Episode 43 — Cécile Guinnebault : Quand l'erreur devient apprentissage


Dans cet épisode de Dino Sapiens, je reçois Cécile Guinnebeault, autrice de Chères erreurs, pour parler de ce qui, souvent, nous fait grandir plus que la réussite : nos ratés.


On y parle de vulnérabilité, de confiance, et de cette capacité rare à transformer un échec en apprentissage collectif.

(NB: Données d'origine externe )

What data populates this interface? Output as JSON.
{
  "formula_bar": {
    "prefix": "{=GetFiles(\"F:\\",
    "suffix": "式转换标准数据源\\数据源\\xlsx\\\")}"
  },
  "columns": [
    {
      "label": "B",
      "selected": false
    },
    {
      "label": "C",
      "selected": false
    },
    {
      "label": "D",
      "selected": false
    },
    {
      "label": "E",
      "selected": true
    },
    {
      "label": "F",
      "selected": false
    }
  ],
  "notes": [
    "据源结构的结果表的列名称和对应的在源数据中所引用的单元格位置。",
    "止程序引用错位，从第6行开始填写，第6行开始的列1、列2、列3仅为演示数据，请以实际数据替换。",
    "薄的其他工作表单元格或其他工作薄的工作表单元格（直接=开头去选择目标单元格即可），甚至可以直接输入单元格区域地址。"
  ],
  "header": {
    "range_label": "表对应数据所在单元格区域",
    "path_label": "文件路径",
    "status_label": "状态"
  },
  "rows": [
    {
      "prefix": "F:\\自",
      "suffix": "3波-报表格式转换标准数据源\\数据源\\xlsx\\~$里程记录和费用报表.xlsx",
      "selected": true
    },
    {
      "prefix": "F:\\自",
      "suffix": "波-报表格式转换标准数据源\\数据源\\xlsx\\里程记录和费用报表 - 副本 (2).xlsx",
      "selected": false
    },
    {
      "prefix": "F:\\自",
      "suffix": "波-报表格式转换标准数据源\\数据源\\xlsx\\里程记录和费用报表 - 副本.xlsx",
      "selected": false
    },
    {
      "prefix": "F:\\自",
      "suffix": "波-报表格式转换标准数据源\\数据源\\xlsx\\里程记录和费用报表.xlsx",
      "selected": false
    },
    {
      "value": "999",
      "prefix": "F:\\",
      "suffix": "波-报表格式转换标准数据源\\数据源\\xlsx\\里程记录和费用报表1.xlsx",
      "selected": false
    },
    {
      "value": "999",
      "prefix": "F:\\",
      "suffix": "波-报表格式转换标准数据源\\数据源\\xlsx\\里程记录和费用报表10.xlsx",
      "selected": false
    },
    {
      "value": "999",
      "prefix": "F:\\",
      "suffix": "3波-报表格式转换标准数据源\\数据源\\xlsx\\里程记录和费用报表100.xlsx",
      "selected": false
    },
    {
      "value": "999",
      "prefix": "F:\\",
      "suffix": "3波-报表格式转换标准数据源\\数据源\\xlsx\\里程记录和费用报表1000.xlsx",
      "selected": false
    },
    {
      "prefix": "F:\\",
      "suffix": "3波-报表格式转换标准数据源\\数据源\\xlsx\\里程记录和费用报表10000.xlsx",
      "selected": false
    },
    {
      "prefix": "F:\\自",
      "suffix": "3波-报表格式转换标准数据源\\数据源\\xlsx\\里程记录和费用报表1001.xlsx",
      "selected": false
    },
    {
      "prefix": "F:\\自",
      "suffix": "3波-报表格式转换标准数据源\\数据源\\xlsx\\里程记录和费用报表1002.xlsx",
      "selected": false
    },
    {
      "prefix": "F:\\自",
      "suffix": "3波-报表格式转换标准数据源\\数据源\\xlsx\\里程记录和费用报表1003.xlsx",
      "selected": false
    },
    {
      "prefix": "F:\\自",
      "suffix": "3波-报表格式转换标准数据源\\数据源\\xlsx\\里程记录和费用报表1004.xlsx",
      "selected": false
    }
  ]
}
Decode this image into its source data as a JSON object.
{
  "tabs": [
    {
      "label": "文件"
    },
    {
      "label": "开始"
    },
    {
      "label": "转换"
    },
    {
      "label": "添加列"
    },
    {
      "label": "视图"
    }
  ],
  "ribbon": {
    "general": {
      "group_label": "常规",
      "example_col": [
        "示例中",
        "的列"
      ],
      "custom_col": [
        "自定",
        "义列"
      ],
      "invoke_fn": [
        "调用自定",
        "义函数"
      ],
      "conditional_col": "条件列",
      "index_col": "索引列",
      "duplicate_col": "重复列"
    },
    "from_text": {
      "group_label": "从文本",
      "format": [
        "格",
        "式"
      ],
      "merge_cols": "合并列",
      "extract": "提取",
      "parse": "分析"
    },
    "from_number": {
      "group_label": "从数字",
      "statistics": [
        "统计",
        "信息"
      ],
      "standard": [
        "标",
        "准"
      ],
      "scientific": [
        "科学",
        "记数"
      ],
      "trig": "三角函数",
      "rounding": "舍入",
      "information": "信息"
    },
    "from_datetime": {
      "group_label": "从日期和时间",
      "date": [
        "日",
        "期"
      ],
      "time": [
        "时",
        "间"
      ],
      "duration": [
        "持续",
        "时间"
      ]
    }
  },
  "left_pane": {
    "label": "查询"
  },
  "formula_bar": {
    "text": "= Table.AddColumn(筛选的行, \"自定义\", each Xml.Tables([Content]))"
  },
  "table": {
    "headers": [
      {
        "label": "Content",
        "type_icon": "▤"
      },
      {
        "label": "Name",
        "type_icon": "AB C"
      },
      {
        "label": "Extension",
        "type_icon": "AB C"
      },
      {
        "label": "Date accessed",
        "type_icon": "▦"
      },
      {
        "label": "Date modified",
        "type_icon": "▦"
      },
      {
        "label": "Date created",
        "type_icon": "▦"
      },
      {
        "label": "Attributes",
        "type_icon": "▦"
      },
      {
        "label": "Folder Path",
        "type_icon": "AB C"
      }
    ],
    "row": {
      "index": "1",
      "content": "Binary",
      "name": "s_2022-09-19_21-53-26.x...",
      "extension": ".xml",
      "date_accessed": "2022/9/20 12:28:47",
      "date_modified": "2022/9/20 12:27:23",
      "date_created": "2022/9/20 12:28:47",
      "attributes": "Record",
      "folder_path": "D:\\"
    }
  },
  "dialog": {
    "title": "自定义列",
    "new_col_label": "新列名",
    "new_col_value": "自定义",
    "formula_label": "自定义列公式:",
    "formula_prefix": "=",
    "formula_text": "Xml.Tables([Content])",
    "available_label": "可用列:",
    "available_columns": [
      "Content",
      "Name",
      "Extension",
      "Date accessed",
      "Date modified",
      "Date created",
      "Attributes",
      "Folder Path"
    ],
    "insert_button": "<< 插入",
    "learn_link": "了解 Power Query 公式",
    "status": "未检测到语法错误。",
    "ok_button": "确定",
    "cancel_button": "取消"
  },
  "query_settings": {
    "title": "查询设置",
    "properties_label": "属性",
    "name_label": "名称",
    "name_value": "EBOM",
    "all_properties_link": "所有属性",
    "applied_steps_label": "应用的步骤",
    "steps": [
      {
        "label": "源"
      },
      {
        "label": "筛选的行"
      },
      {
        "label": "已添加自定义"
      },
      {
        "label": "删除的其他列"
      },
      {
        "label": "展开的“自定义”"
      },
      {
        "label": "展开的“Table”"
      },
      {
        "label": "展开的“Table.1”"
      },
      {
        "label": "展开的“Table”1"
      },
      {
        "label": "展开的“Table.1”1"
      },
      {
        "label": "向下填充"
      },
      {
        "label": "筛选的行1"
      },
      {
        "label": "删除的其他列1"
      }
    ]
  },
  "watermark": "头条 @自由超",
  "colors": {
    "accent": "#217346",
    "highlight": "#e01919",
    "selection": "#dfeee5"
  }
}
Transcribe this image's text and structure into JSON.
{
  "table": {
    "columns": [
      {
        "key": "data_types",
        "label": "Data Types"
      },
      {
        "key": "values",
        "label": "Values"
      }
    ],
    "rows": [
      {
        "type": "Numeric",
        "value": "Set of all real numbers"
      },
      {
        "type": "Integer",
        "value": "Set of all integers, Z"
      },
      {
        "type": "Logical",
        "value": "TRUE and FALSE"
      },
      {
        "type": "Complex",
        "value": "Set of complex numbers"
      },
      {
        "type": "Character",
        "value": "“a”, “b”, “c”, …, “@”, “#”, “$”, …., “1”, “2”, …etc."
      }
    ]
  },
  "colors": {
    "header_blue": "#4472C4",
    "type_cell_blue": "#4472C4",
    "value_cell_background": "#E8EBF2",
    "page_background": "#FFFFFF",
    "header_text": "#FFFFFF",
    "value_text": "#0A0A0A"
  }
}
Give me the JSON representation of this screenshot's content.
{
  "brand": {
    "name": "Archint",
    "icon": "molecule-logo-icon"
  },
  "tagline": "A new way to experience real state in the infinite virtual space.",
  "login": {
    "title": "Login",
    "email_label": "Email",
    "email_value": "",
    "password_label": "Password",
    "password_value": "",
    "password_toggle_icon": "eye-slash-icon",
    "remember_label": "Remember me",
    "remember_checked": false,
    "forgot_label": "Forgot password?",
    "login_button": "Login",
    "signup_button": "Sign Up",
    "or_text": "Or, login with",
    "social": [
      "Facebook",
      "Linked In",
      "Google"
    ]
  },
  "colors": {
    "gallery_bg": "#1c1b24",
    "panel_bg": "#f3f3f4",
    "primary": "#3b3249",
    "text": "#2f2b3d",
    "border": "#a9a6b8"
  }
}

💬 Comment faire de nos erreurs un levier de transformation des organisations ?
🌱 En quoi le droit à l’erreur est-il une condition du leadership éthique ?
🤝 Et comment apprendre à regarder nos maladresses autrement — comme une manière d’évoluer ensemble ?


Cécile partage avec sincérité son parcours, sa vision du futur du travail et la manière dont les entreprises à mission peuvent réinventer leurs récits — en assumant leur humanité, leurs doutes et leurs apprentissages.


Une conversation inspirante sur la vulnérabilité comme force, la conduite du changement par le collectif et la beauté des aventures humaines qui se construisent… pas à pas.


N'hésitez pas à noter et laisser un commentaire sur Apple Podcast, à évaluer sur votre plateforme d'écoute. Cela m'aide à donner de la visibilité au podcast.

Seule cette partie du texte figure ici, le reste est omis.